Estais confuso no pensamento, perturbado nos sensos,
São evidentes as lágrimas que correm dos teus olhos ;
O que perdeste ou o quê desejas ganhar
Vindo aqui ? Dê-me sincera resposta.

Então o brahmin, declarando a causa de sua dor, falou a segunda estrofe :-

S'eu for para casa minha esposa deve morrer,
S'eu não for, o Yaksha disse, morro eu ;
Este é o pensamento que me perfura cruelmente :
Me resolva o problema, Senaka.

O Bodhisatva, escutando as palavras do brahmin, espalhou a teia de conhecimento como se jogasse rede no mar, pensando, “Existem muitas causas de morte aos seres neste mundo : alguns morrem afogados no mar ou apanhados por peixes carnívoros, alguns caem no Ganges, ou são capturados por crocodilos, alguns caem das árvores ou são espetados por espinhos, alguns atingidos por armas de todos os tipos, alguns tomando veneno ou são enforcados ou caem dos precipícios ou por frio intenso ou atacados por doenças diversas, assim morrem : bem entre tantas causas de morte de qual causa morrerá este brahmin se permanecer na estrada ho-je, ou sua esposa se voltar para casa ?” Enquanto assim considerava, viu o saco no ombro do brahmin e pensou, “Deve haver uma serpente que entrou dentro do saco sentindo o cheiro do alimento quando o brahmin no almoço comeu algo indo beber água sem amarrar a boca do saco : o brahmin voltando após beber água deve ter partido depois de amarrar e colocar o saco no ombro sem perceber que a serpente estava dentro : se ele parar na estrada, dirá à tarde quando descansar, 'Comerei algo', e abrindo o saco colocará dentro a mão : então a serpente o picará na mão e destruirá a vida dele : esta será a causa da morte dele se ficar na estrada : mas se for para casa o saco irá para as mãos da esposa ; ela dirá, 'Olharei as coisas que estão dentro', e abrindo o saco colocará a mão, a serpente então a picará e destruirá a vida dela e esta seria a causa de sua morte se ele for para casa ho-je.” Ele soube isto através de seu conhecimento prático.

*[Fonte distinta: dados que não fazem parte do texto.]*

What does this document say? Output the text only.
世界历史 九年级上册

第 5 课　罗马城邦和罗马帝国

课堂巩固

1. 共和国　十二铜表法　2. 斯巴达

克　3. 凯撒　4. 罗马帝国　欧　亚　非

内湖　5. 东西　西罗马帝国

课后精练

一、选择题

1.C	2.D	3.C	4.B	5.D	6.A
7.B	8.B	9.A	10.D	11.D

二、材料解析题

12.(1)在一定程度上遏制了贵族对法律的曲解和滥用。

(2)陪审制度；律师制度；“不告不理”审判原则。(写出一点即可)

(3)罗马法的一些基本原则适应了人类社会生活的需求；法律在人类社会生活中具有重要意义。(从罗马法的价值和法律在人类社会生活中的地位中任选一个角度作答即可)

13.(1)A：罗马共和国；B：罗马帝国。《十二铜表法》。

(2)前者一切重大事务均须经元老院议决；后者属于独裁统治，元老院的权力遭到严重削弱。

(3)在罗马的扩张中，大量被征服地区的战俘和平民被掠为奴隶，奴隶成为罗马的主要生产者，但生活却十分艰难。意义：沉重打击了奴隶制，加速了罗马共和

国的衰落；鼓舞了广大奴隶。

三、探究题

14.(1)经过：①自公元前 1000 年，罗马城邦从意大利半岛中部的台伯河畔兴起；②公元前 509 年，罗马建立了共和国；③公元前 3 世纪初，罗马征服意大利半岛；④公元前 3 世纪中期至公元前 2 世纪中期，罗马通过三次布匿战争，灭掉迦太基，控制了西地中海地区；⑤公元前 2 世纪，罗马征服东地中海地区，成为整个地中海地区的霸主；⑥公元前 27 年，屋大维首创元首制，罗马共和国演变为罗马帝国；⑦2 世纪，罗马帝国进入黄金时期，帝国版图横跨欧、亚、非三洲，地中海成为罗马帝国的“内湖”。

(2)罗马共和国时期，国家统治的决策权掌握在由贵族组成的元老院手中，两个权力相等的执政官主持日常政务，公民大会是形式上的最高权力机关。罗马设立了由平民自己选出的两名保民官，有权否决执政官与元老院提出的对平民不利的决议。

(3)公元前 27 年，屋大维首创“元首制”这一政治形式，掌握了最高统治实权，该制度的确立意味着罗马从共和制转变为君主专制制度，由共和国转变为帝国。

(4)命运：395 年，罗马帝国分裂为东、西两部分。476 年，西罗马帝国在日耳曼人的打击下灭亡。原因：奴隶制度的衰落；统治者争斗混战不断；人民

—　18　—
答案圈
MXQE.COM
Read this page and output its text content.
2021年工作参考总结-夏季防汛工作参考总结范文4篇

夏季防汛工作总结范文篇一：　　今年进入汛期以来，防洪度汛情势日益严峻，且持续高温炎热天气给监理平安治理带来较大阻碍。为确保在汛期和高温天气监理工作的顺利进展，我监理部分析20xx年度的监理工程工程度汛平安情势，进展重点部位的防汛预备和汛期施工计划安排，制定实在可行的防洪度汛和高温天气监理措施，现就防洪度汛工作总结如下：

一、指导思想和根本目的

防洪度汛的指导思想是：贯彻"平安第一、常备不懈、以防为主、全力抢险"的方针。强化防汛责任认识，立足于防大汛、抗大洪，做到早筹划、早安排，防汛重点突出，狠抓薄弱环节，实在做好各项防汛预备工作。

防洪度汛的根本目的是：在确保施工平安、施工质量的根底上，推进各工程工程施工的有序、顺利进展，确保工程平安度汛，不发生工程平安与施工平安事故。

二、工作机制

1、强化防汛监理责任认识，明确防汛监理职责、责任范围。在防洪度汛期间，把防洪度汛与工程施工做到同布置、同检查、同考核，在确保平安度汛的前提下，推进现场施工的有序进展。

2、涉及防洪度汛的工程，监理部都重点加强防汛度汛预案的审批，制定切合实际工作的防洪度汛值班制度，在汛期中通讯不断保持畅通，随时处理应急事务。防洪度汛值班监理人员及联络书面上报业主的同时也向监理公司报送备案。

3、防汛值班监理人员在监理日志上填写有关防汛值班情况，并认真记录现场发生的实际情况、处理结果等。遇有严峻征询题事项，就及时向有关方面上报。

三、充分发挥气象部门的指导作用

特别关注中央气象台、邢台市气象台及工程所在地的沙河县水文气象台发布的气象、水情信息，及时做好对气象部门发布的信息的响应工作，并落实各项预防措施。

Então veio a sua mente, “A serpente deve ser uma serpente preta, brava e destemida ; quando o saco bate contra o costado do brahmin, ela não se mexe ou treme ; não mostra nenhum sinal de estar lá no meio de tal assembléia : portanto deve ser uma serpente preta, brava e destemida :” a partir do seu conhecimento prático ele sabia disto como se olhasse com um olho divino. Então como se fora uma pessoa que estivera do lado e visto a serpente entrar no saco, decidindo através de seu conhecimento prático, o Bodhisatva respondeu a questão do brahmin na assembléia real falando a terceira estrofe :-

Primeiro muitas questões considerei,
E agora minha língua a verdade declara ;
Brahmin, em tua saca de comida
Uma serpente entrou despercebida.

Assim falando, ele respondeu, “Ó brahmin, há alimento neste teu saco ?” “Há, Ó sábio.” “Comeste algo ho-je no almoço ?” “Sim, Ó sábio.” “Onde sentaste ?” “No mato, na raiz de uma árvore.” “Depois que comeste a refeição e foste beber água, amarraste a boca do saco ou não ?” “Não amarrei, Ó sábio.” “Quando voltaste de beber água, olhaste dentro antes de amarrar ?” “Amarrei sem olhar dentro, Ó sábio.” “Ó brahmin, quando foste beber água, penso que uma serpente entrou no saco devido ao cheiro da comida sem você perceber : tal é o caso : portanto largue o saco, coloque-o no meio d'assembléia e abra a boca, afaste-se e pegando uma vara, bata no saco com ela : então quando vires uma serpente preta saindo fora com sua crista aberta e silvando, não terás dúvida :” e assim falou a quarta estrofe :-

Pegue uma vara e bata no saco,
Silenciosa e de língua bifurcada (falsa) ela é ;
Cesse de atormentar com dúvidas tua mente ;
Abra o saco, verás a serpente.

O brahmin, escutando as palavras do Grande Ser, assim o fez, apesar de assustado e com medo. A cobra saiu do saco quando sua crista foi atingida com a vara e ficou encarando a multidão.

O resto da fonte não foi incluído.